4 free Web services let you hear -- and see -- your voice mail
These services offer extra such as forwarding calls to multiple phones or transcribing messages -- if you can score an invitation.
Ribbit Mobile
Despite its confusing name, Ribbit Mobile is a Web voice mail service that you access primarily through a standard computer's Web browser. This service matches most of the features of Google Voice, and it already includes one thing the latter is missing (for now): VoIP.
Compared to the webmail-like interface of Google Voice and to Phonebooth's minimalist approach, Ribbit Mobile offers a more dynamic and colorful user experience. Its Web page is laid out like a virtual desktop. You can click on various widgets, such as a voice mail in-box and a phone dialing pad, and rearrange them to your liking. All of this is powered by Adobe Flash.
Ribbit Mobile's user interface is laid out like a virtual desktop.
Click to view larger image.Like Google Voice and Phonebooth, you select a phone number from a list of those available to link the numbers of your other phones to. But unlike Google Voice, incoming calls can also be forwarded to your Skype account or to the voice-chat function of MSN Messenger or Google Talk accounts.
If you prefer, you can use your existing mobile phone number as your Ribbit Mobile main number from which to forward calls to your other phones and VoIP accounts. (Google Voice also lets you use your mobile phone number as your main number, but if you do that you lose important features such as call-forwarding.)
The address book of your user account incorporates a feature billed as "Caller ID 2.0," which searches Facebook, LinkedIn and Twitter for the user profiles of the person calling you. Caller ID 2.0 also scrapes those social networking sites regularly to update you on a caller's most recent blog posts or tweets.
Ribbit Mobile provides an app for the iPhone, but not one for an Android-based phone. I did try out the mobile-Web formatted version of Ribbit Mobile. Initially, I found it more appealing and easier to navigate than Google Voice's mobile Web site version. But except for receiving transcriptions of voice mails, nothing else worked on the Droid Eris phone I used. All attempts to listen to voice mails or to make calls through the mobile version of the Ribbit Mobile front end failed.
Making calls
You can make and receive calls directly through the Web page in the same way that you'd make a call through Skype. There's a dialer widget that looks and works like a virtual phone -- just click the keypad numbers to dial the number you want to call. When you get an incoming call, this widget will ring like a real phone. As was the case with Google Voice, I found the overall sound quality of calls to be good, and it compared favorably to that of a decent cell phone or landline.

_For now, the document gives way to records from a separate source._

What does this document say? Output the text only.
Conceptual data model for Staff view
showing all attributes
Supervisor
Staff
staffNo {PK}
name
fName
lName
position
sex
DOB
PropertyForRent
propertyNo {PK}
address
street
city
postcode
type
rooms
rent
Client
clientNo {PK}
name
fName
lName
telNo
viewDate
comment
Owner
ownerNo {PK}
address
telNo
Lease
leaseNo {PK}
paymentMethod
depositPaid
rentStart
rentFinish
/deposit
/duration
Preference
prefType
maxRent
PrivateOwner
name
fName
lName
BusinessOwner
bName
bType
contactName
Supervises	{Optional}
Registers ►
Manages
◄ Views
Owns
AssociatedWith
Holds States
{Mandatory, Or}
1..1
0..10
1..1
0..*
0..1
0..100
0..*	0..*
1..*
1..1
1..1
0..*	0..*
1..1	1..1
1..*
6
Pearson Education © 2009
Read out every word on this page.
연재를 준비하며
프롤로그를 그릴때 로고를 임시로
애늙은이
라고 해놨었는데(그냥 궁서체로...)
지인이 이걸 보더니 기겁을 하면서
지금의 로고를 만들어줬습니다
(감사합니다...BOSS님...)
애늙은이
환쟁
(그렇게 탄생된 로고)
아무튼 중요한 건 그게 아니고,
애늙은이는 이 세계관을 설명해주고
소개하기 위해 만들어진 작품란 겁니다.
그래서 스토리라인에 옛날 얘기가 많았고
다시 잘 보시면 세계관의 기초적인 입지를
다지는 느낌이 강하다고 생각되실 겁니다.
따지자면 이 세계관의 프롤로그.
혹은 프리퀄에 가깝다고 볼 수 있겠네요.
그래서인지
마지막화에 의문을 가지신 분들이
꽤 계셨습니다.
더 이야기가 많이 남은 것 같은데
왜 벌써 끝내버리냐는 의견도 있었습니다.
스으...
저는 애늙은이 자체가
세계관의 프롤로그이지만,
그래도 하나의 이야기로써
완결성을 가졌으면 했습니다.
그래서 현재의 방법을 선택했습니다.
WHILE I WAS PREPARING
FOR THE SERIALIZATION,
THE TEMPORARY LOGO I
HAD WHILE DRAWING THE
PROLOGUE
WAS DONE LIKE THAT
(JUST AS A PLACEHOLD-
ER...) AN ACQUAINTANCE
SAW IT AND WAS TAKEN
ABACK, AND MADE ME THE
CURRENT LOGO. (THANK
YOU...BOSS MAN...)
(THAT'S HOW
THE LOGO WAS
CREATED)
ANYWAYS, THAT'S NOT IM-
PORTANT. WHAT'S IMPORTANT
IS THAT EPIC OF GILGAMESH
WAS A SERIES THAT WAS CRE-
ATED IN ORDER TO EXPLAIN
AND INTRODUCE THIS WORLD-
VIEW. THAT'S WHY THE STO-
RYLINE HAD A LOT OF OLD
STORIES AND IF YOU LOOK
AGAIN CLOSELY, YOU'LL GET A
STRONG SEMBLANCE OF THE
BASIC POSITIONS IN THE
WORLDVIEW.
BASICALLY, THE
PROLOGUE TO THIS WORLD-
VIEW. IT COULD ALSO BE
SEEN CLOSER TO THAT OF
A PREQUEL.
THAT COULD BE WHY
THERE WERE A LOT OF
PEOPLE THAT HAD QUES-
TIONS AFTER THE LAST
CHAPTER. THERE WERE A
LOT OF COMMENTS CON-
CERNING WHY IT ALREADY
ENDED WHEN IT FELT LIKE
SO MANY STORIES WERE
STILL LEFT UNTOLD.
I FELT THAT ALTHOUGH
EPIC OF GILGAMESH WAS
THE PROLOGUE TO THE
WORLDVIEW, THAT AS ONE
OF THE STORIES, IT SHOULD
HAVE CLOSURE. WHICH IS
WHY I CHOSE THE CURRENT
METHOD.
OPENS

Ribbit Mobile offers two types of transcriptions: Automated, in which transcriptions are produced by a computer, and Business Grade, in which transcriptions are reviewed and edited (if necessary) by a person for an additional fee -- a level of service that Google Voice and Phonebooth don't offer.
Ribbit Mobile is currently in beta and is available free of charge, although Ribbit Corp. intends to roll out three versions later this spring, two of which won't be free. A Basic (free) account will include Automated voice mail transcriptions and free calling to other Ribbit Mobile members; a Plus account ($10 per month) will add 40 Business Grade transcriptions, 100 minutes of calls to domestic numbers and the ability to use two phones with your account. A Pro ($30 per month) account offers unlimited Business Grade transcriptions and calls to domestic numbers, along with the ability to put three phones on your account. With the latter, you also get a separate Ribbit Mobile number.
Bottom line
Ribbit Mobile's strength is its Web phone calling, which lets you make and receive calls directly through the Web page, using your computer itself as a phone. Incoming calls can also be routed to your Web-phone accounts, including Skype, Google Talk or MSN Messenger.